To Luthar’s surprise, the affluent teens did much more poorly on measures of drug use and binge drinking and no better than their low-income contemporaries on cheating and stealing. The richer kids were also found to have the highest rates of anxiety, depression and substance abuse of any group of children in the country.

“There is a tacit assumption — even among those most affected,” Luthar writes — “that education and money procure well-being, and that if children falter, they will swiftly get the appropriate services.”

She says that may have been somewhat true in the past, but it’s no longer the case. Today’s emotional disturbances are being more fueled by pressure for “high-octane achievement.” Many parents seem totally focused on their children’s high-status accomplishments, whether in academics, in sports or in social conquest.

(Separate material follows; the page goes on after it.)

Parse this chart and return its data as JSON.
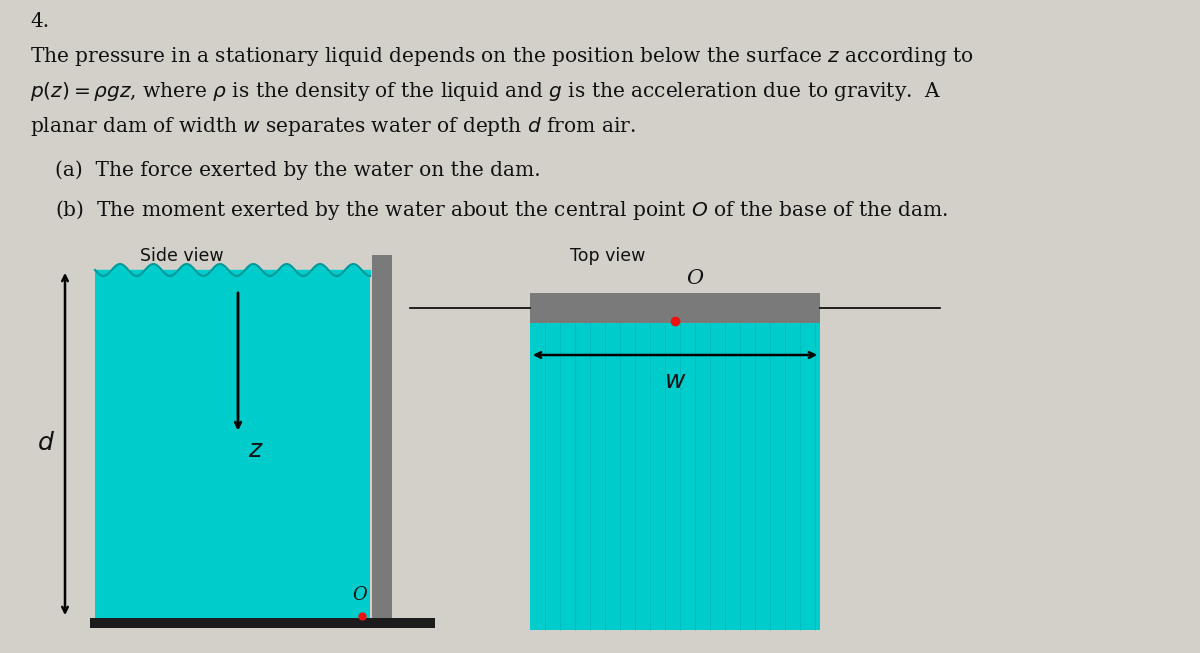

This puts boys especially “at risk for limited compassion and kindness,” Luthar adds. They are unhappy and desperate to make as much money as their parents. To them, that requires getting into prestigious colleges.

In her book “The Price of Privilege,” therapist Madeline Levine describes how affluent parents, however well-meaning, push their children toward materialism, perfectionism and competition while being disconnected with them in a personal way. The relationships are basically mechanical in nature.

Luthar says the problem is not necessarily one of richer parents not being around or inattentive. They are often all over the kids. The problem is constant adult criticism that the children are somehow not measuring up, with little emphasis on emotional closeness.

At a time when many Americans obsess over growing income inequality, it may be hard to feel for children on the moneyed side of the equation. But pain is pain.